[Ksummit-discuss] [CORE TOPIC] Kernel tinification: shrinking the kernel and avoiding size regressions
Josh Triplett
josh at joshtriplett.org
Sat May 10 03:44:47 UTC 2014
On Fri, May 09, 2014 at 05:38:49PM -0700, Andy Lutomirski wrote:
> We're almost at the point where it would be reasonable to shove
> basically every service on a system into a user namespace, in which
> case, barring bugs, you shouldn't be able to own the kernel. I wonder
> if this might do pretty much exactly what you want.
We should absolutely do this, and it'll make a big difference. However,
"barring bugs" is a pretty big bar; in practice, it's probably easier to
get from user->kernel than to get from user->root, just because you can
do the former from any process that can make system calls. We're not
anywhere close to done with fixing system call vulnerabilities.
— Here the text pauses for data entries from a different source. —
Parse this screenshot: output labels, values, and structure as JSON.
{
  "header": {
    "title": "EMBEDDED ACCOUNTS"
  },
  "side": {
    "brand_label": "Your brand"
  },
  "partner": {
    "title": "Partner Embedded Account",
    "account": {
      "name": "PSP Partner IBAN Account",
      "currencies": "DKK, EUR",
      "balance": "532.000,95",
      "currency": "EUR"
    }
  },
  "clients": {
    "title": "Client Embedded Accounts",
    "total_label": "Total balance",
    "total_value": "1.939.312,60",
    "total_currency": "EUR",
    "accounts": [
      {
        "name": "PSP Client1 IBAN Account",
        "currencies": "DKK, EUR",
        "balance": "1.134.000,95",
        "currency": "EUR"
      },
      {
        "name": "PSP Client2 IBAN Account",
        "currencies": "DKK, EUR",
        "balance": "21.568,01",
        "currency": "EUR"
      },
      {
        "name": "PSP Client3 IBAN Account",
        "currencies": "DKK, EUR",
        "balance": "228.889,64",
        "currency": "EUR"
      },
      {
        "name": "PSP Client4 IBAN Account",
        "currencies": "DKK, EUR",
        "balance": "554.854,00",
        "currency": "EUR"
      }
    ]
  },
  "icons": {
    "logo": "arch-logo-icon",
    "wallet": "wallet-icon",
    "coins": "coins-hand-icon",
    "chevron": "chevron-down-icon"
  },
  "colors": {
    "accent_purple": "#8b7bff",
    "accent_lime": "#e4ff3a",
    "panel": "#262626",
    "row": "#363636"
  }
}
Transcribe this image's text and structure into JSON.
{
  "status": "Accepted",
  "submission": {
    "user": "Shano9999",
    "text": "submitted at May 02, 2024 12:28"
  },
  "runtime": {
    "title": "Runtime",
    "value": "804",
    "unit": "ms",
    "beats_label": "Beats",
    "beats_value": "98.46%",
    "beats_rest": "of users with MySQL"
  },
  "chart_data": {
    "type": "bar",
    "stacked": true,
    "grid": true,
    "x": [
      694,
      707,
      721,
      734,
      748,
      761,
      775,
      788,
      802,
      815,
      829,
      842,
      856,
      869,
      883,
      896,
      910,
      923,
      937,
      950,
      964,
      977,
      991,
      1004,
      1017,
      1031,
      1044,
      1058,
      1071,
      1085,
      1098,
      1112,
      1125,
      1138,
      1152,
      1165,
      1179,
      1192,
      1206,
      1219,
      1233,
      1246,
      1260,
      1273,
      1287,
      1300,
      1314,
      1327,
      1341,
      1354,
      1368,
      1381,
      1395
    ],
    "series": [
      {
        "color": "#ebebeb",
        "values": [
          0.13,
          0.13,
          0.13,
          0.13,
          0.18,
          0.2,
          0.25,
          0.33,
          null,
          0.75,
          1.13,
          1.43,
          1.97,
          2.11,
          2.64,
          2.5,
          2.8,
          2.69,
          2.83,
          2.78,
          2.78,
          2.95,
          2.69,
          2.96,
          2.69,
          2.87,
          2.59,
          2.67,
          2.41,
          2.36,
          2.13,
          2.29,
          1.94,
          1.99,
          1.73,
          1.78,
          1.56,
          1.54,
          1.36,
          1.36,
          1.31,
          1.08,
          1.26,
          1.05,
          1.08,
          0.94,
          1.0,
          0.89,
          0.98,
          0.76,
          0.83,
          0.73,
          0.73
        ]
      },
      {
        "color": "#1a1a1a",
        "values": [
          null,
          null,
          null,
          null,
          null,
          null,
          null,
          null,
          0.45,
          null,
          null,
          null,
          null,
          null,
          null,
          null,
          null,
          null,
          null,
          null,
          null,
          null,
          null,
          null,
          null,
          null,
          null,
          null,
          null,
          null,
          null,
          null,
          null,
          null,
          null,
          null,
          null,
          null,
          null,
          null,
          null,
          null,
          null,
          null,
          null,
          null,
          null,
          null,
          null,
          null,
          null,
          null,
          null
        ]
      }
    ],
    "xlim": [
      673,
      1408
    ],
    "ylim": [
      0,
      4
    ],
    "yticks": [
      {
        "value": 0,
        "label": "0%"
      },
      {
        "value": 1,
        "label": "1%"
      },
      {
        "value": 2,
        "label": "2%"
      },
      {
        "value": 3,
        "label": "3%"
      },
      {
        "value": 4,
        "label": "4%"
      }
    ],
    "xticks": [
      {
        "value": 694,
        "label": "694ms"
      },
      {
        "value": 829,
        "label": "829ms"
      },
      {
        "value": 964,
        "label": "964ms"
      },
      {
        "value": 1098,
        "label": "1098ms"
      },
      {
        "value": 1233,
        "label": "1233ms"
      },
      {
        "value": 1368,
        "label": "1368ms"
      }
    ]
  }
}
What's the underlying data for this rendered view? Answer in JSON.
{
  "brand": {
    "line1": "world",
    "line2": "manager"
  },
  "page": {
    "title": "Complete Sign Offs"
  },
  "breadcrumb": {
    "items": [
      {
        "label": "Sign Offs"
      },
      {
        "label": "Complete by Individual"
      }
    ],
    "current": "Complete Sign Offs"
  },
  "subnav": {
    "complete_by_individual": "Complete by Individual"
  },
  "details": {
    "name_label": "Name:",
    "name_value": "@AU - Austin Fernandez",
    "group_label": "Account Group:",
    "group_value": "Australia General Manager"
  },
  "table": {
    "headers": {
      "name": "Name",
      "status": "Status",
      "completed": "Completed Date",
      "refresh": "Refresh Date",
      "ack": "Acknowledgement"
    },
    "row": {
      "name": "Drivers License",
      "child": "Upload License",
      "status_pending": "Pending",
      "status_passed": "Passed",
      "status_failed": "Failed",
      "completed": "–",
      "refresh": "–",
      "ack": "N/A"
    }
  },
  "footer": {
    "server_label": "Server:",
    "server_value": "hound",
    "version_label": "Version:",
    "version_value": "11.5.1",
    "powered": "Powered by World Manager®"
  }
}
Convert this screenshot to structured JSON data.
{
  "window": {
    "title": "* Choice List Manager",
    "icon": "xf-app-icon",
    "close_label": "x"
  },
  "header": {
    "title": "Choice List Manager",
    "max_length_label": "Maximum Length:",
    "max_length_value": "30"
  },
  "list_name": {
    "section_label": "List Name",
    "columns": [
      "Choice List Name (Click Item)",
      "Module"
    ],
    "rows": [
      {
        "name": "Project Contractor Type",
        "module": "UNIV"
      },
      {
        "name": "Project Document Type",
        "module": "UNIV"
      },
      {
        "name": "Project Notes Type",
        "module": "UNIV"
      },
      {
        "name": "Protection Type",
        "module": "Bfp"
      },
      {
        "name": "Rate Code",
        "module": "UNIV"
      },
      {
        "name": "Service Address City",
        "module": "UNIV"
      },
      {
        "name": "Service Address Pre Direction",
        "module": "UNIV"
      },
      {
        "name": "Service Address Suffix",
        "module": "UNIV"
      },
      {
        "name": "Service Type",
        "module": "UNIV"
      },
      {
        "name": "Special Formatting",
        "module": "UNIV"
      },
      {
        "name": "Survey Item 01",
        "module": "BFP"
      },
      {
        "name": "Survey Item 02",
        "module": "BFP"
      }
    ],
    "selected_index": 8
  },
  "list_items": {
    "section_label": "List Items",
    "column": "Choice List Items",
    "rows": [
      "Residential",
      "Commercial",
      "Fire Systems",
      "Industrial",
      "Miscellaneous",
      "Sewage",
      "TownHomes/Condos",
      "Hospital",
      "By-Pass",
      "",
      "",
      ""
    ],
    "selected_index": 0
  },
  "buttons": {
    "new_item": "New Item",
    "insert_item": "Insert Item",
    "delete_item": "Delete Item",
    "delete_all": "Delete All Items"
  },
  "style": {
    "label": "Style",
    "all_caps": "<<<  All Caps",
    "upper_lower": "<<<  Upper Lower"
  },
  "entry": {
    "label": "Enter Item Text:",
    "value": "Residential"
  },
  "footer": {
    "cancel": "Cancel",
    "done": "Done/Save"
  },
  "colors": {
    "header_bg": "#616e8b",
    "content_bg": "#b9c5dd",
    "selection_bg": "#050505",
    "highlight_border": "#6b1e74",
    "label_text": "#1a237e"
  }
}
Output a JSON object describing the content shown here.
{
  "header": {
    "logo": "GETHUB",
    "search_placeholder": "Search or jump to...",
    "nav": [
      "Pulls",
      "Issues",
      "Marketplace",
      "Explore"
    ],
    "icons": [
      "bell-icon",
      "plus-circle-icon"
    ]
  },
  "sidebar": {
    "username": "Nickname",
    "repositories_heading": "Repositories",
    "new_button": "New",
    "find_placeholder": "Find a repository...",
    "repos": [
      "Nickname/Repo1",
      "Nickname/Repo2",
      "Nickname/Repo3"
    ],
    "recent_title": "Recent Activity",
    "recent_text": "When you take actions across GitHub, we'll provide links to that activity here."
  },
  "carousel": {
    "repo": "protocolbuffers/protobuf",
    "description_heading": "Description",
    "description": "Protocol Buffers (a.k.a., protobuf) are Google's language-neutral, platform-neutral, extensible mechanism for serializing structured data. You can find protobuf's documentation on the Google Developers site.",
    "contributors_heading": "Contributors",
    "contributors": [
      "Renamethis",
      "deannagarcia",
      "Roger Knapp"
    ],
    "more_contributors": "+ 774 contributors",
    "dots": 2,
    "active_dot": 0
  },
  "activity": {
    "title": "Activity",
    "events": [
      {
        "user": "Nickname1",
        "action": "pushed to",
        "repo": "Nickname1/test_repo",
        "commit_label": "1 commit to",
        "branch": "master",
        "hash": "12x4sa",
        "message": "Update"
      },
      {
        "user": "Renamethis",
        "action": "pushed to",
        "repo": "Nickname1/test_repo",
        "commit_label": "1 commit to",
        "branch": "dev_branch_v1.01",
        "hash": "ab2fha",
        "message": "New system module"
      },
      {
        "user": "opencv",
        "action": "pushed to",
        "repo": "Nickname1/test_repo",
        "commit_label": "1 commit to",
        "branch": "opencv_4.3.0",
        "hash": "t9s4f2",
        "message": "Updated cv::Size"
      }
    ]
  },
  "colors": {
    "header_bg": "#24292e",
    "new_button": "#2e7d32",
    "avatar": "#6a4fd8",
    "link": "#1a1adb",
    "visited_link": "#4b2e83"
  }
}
> Essentially, you'd mount your filesystems, make a new userns, move all
> network devices into a new netns owned by that userns, unshare the
> mount namespace, and somehow get systemd or whatever other init
> program you're using to play along.
systemd makes it rather easy to configure a service for this kind of
namespace isolation. You can, for instance, put services that don't
need the network in a network namespace that only includes localhost. I
suspect that far more services will take advantage of that than will
attempt to configure an equivalent isolation setup manually.